Однако ставить точку было рано, поскольку в силу инертности общественного сознания и нежелания признавать прежние заблуждения на их преодоление ушло еще много времени. Во введении к книге исследователя вагнеровского мифа Ульриха Дрюнера и его соавтора Георга Гюнтера Музыка и Третий рейх можно прочесть: «…для того чтобы развиться и отзвучать, отмеченной фашизмом эпохе в искусстве потребовалось значительно больше половины столетия». Причину авторы видят в том, что «искусство слишком чувствительно и слишком сложно для такого же нового начала, которое можно принудительно осуществить в политике и экономике. Поэтому после 1945 года музыка не могла вернуться в то состояние, в каком она была до 1933 года, но… должна была стать в принципе совершенно другой. Слишком сильными, а зачастую просто необратимыми, были разрушения».
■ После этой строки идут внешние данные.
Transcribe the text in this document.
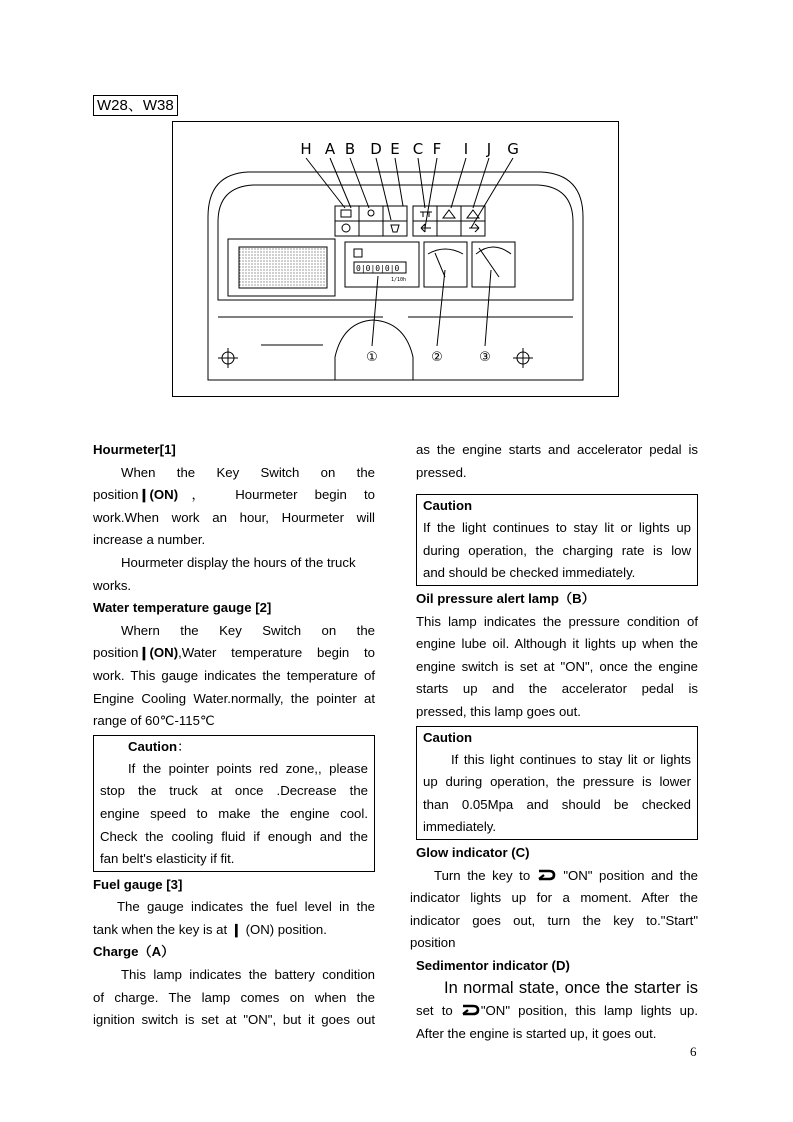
W28、W38
H A B D E C F I J G
①	②	③
0|0|0|0|0
1/10h
Hourmeter[1]

When the Key Switch on the

position❙(ON)， Hourmeter begin to

work.When work an hour, Hourmeter will

increase a number.

Hourmeter display the hours of the truck

works.

Water temperature gauge [2]

Whern the Key Switch on the

position❙(ON),Water temperature begin to

work. This gauge indicates the temperature of

Engine Cooling Water.normally, the pointer at

range of 60℃-115℃

Caution：

If the pointer points red zone,, please

stop the truck at once .Decrease the

engine speed to make the engine cool.

Check the cooling fluid if enough and the

fan belt's elasticity if fit.

Fuel gauge [3]

The gauge indicates the fuel level in the

tank when the key is at ❙ (ON) position.

Charge（A）

This lamp indicates the battery condition

of charge. The lamp comes on when the

ignition switch is set at "ON", but it goes out

as the engine starts and accelerator pedal is

pressed.

Caution

If the light continues to stay lit or lights up

during operation, the charging rate is low

and should be checked immediately.

Oil pressure alert lamp（B）

This lamp indicates the pressure condition of

engine lube oil. Although it lights up when the

engine switch is set at "ON", once the engine

starts up and the accelerator pedal is

pressed, this lamp goes out.

Caution

If this light continues to stay lit or lights

up during operation, the pressure is lower

than 0.05Mpa and should be checked

immediately.

Glow indicator (C)

Turn the key to	"ON" position and the

indicator lights up for a moment. After the

indicator goes out, turn the key to."Start"

position

Sedimentor indicator (D)

In normal state, once the starter is

set to "ON" position, this lamp lights up.

After the engine is started up, it goes out.

6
Примером успешного выживания бывших «коричневых» музыковедов стала послевоенная карьера соавтора пресловутого Словаря евреев в музыке Герберта Геригка. Хотя ему не удалось получить должность музыкального советника в Бохуме (этому воспрепятствовали композиторы Борис Блахер, Карл Амадеус Гартман и Вольфганг Фортнер), он в дальнейшем успешно подвизался в качестве музыкального критика в дортмундской газете Ruhr-Nachrichten. В изданном в 1966 году Музыкальном словаре он уже вполне нейтрально высказывался о творчестве Мейербера, Мендельсона и Малера, которых поносил в прежние годы, и не предъявлял никаких претензий к такому музыкальному стилю, как джаз, и к такой музыкальной технике, как додекафония. Еще лучше устроился помогавший ему при составлении словаря (и к тому же работавший в музыкальном спецштабе розенберговского ведомства, которое занималось конфискацией еврейского имущества в оккупированных областях) Вольфганг Боттихер – он получил место преподавателя в Геттингенском университете. Резкие протесты вызвала только его попытка выступить с докладом на конференции в Гарвардском университете. Известный еще с двадцатых годов своими антисемитскими публикациями музыковед Ганс Иоахим Мозер возглавлял с 1950 по 1960 год Государственную консерваторию в Западном Берлине; в 1957 году он опубликовал тысячестраничный трактат Музыка немцев (Die Musik der deutschen Stämme). Процветание бывших нацистских идеологов настораживало как бежавших из Германии евреев, так и покинувших родину по политическим соображениям немцев, которые заняли после войны выжидательную позицию и не торопились с возвращением.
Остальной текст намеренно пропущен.